How to get freelance clients from home?
All freelance client acquisition happens from home in 2025. The key is knowing where your clients are online and showing up there consistently. Use LinkedIn for B2B clients, Instagram for creative work, Upwork for project-based opportunities, and Reddit for community building. Set up a simple weekly routine: research potential clients, send personalized outreach, create valuable content, follow up with people who engaged, and review what’s working. Remote client work is now the norm, so your location doesn’t matter. Your clarity and consistency do.
How to get freelance clients for free?
Every strategy in this post is free. It just requires your time and consistency. You don’t need paid ads or expensive tools. You need clarity about who you help, work samples that prove you can deliver, and a simple outreach system. Use free platforms like LinkedIn, Reddit, and email to reach potential clients. Create valuable content on social media to attract inbound interest. The weekly system I outlined costs nothing except 10 hours of focused effort per week. Most freelancers fail because they’re inconsistent, not because they don’t have a marketing budget.
How to get freelance clients in Dubai?
The same principles apply regardless of location. If you want clients specifically in Dubai, join Dubai-focused LinkedIn groups and online communities where business owners gather. Reference local business challenges and market conditions in your outreach to show you understand their context. If you’re in Dubai, use that as an advantage. Offer to meet in person, which builds trust faster. If you’re not in Dubai but want to work with Dubai-based clients, emphasize how remote work gives them access to specialized talent. Focus on outcomes that matter to Dubai businesses, not just your skills.

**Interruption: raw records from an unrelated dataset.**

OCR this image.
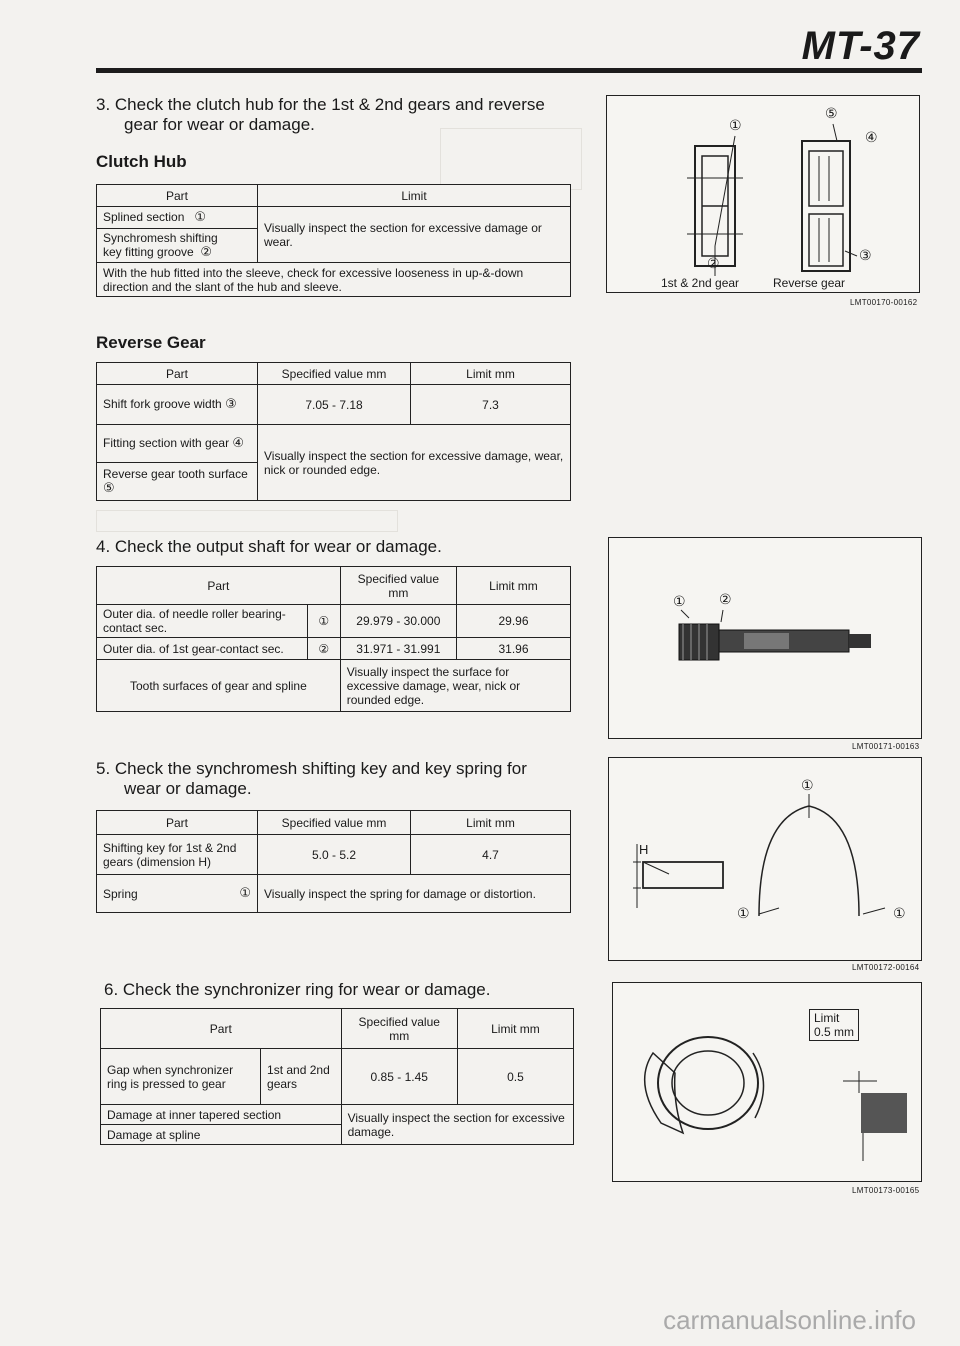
MT-37
3. Check the clutch hub for the 1st & 2nd gears and reverse
gear for wear or damage.
Clutch Hub
Part	Limit
Splined section ①	Visually inspect the section for excessive damage or wear.
Synchromesh shifting
key fitting groove ②	
With the hub fitted into the sleeve, check for excessive looseness in up-&-down direction and the slant of the hub and sleeve.	
Reverse Gear
Part	Specified value mm	Limit mm
Shift fork groove width ③	7.05 - 7.18	7.3
Fitting section with gear ④	Visually inspect the section for excessive damage, wear, nick or rounded edge.	
Reverse gear tooth surface ⑤		
4. Check the output shaft for wear or damage.
Part		Specified value mm	Limit mm
Outer dia. of needle roller bearing-contact sec.	①	29.979 - 30.000	29.96
Outer dia. of 1st gear-contact sec.	②	31.971 - 31.991	31.96
Tooth surfaces of gear and spline		Visually inspect the surface for excessive damage, wear, nick or rounded edge.	
5. Check the synchromesh shifting key and key spring for
wear or damage.
Part	Specified value mm	Limit mm
Shifting key for 1st & 2nd gears (dimension H)	5.0 - 5.2	4.7
Spring ①	Visually inspect the spring for damage or distortion.	
6. Check the synchronizer ring for wear or damage.
Part		Specified value mm	Limit mm
Gap when synchronizer ring is pressed to gear	1st and 2nd gears	0.85 - 1.45	0.5
Damage at inner tapered section		Visually inspect the section for excessive damage.	
Damage at spline			
①
⑤
④
②	③
1st & 2nd gear	Reverse gear
LMT00170-00162
① ②
LMT00171-00163
H
①
①	①
LMT00172-00164
Limit
0.5 mm
LMT00173-00165
carmanualsonline.info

How to get freelance clients in India?
India has a massive freelance market, but it’s also highly competitive. Stand out by being specific about your niche and the problems you solve. Don’t compete on price alone. Compete on clarity and specialization. Use LinkedIn to target Indian startups and small businesses, join Indian freelancer communities on Reddit and Facebook, and leverage platforms popular with Indian businesses. Create content in Hindi or regional languages if that’s your strength. Focus on serving specific industries where you have unique insight or experience.
How do I get hired as a junior freelancer when everyone wants experienced people?
Stop competing on experience and start competing on clarity. Experienced freelancers often talk in jargon and assume potential clients understand what they do. You can win by being clearer, more specific, and more focused on outcomes that matter to your clients. When you can articulate exactly who you help, what problem you solve, and what result they’ll get, experience becomes less important. Clients hire people who understand their problems and can communicate solutions clearly. Your first few projects are about building testimonials and experience. Reduce client risk by offering milestone payments or results-based structures instead of dropping your price.